Jakarta – Restaurant and shopping malls operators have pleaded the Jakarta city government to allow people to dine in at restaurants and cafes in the malls as the city's latest round of large-scale social restrictions, or PSBB, threatens to push them out of business for good.
Restaurants and cafes in shopping malls were among the first to be restricted by the government as the city reimposed a two-week restriction on Sep 14. That despite data showed the restaurants and cafes have a low-risk for Covid-19 transmission when they serve people up to 50 percent of their capacity and uphold strict health protocol.
That arrangement had kept the restaurants barely afloat during the pandemic that have been raging for seven months in the capital for seven months.
But in the latest restriction, the restaurants and cafes must not serve dine-in customers and only serves to take-away orders.
"We barely have any sales today, and our debt is growing," Yansen Salim, the owners of Ikkudo, Ramen Ya!, and Sumoboo! restaurant chain told Jakarta Globe's sister publication BeritaSatu.com.
Yansen said when his restaurants opened with half of the capacity, he could maintain sales at between 40 percent and 50 percent of sales in pre-pandemic time. Today he only made 10 percent of the sales and book billions of rupiah of losses every month, as he still needed to pay taxes, rents, and wages for his remaining employees.
"This policy is aimed at the wrong target! The mall is not a cluster for the spread of Covid-19," Yansen said. "Visitors have their body temperature checked when they enter the malls and again when they enter the restaurant."
Data from the Jakarta city department showed only five cases of Covid-19 transmission happened in the malls since March until Sep.18. In comparison, the public and private offices were responsible for 3,112 local transmissions the data showed.
"We follow strict health protocol, but we're restricted. Those selling on the side of the road are left alone," Yansen said.

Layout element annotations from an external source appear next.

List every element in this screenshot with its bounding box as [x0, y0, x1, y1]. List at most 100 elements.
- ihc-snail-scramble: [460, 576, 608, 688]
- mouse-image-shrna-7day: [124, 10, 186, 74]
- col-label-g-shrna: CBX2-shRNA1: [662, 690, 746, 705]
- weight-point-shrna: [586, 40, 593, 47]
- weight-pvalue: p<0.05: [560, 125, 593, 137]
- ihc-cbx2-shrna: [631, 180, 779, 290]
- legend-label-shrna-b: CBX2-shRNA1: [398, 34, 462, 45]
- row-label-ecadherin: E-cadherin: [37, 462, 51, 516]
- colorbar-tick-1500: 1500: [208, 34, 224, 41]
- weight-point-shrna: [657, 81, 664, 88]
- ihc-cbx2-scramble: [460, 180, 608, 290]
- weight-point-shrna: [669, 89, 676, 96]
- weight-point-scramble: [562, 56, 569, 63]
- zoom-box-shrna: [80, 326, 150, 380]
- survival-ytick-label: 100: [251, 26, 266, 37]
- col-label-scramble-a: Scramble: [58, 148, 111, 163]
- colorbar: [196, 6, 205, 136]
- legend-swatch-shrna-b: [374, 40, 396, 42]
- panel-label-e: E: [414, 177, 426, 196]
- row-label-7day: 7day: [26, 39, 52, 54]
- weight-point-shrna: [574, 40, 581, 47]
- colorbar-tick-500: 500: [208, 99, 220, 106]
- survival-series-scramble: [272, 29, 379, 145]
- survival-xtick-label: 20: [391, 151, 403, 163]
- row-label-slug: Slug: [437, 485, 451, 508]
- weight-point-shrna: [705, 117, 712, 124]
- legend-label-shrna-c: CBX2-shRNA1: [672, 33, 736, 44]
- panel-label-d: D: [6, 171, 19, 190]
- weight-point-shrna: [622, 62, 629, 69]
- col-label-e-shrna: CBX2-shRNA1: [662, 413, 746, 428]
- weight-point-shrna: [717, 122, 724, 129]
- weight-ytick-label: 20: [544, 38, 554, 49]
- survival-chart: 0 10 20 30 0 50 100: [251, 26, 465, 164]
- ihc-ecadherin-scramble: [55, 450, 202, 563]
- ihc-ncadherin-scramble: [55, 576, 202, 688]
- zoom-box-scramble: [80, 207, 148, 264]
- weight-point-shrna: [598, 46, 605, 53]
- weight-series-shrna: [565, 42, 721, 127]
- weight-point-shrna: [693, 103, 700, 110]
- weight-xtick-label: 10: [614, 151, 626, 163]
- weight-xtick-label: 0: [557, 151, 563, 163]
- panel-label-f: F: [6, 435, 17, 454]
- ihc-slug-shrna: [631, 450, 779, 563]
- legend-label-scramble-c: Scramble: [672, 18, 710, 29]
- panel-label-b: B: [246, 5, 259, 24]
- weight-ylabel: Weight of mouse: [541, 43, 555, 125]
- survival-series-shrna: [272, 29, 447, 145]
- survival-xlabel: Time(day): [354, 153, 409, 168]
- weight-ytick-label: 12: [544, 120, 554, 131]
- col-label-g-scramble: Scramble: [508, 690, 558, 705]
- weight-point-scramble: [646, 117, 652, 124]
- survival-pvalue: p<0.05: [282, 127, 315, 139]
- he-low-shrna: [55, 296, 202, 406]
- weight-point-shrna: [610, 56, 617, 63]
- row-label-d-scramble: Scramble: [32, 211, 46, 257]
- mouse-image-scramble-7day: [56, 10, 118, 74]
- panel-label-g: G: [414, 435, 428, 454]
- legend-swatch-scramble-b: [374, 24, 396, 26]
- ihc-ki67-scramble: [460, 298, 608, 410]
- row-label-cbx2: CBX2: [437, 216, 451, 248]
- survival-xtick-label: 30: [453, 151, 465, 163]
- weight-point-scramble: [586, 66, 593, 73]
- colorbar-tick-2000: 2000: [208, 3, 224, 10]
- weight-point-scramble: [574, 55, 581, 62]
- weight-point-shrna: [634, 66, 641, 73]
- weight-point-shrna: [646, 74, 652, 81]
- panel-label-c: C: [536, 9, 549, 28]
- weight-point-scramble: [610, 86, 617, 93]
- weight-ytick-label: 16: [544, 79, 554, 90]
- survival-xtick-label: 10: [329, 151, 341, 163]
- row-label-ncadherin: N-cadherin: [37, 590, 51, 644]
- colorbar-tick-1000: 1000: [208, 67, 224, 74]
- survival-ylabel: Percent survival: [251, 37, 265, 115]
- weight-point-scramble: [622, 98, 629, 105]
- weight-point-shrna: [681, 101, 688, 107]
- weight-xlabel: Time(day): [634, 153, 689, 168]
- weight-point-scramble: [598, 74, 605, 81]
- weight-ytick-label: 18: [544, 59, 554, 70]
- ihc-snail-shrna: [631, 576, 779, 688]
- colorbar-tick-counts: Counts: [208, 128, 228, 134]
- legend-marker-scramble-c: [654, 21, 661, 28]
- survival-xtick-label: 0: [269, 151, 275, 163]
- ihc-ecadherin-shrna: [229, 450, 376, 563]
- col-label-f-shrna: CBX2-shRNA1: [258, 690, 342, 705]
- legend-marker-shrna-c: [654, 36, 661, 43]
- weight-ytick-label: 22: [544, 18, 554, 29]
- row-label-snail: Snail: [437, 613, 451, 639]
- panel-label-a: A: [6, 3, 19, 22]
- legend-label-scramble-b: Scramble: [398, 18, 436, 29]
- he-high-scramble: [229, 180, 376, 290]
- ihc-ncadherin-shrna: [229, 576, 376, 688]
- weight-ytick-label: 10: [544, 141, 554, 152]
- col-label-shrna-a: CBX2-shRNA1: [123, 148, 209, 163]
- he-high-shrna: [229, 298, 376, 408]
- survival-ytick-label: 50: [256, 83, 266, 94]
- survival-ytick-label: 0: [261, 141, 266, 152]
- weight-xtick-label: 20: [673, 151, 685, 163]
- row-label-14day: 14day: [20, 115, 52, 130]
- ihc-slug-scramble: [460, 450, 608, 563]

Widyastuti, the head of the Jakarta Health Department, said the city administration decided to forbid people from dining in at restaurants or cafes due to the Covid-19 transmission risk associated with the activities. She said people produce droplets that carry the coronavirus when they "eat together and share stories with their friends."
"This is the reason the provincial government asks for food to be taken home," Widyastuti said.
Meeting points
Without restaurants or cafes, malls would attract only a few visitors, a level that unsustainable for their and their suppliers' businesses.
"The attraction of the shopping mall is that people can eat, drink, or meet. Now they are all quiet because people can't eat and drink," Yansen said.
Alphonzus Widjaja, the chairman of the Indonesian Shopping Center Management Association (APPBI), agreed with Yansen's observation. Alphonzus said restaurants and cafes in shopping malls have laid off 200,000 people or about 50 percent of their workforce since the pandemic began in March.
The Jakarta government has extended the PSBB for another two weeks to Oct 11 and that would leave the businesses with no choice but let go of their remaining workers. As many as 280,000 mall employees and 2 million tenants' employees were also potentially affected, he said.
"If a this tighter PSBB continue for a considerable time, we feared the shopping malls would run into troubles," Alphonzus said.
"The shopping malls have cut their costs since March. Now there is nothing left to be cut," he said.
Therefore, APPBI had asked the government for some incentives. The association said the government should exempt shopping malls from paying the income tax on rent, service charges, and reimbursement of electricity costs from Oct 1 to Sep 30, 2021.
The association also asked for exemptions on value-added taxes and regional taxes such as land and building tax, billboards, and parking.
Also, APPBI requested Rp 6 trillion ($404 million) in subsidy to pay for up to half their employee wages.
"We are currently reviewing what kind of incentives we can provide, especially for the sectors employing a lot of people," Fabrio Kacaribu, the head of Fiscal Policy Office at the Finance Ministry.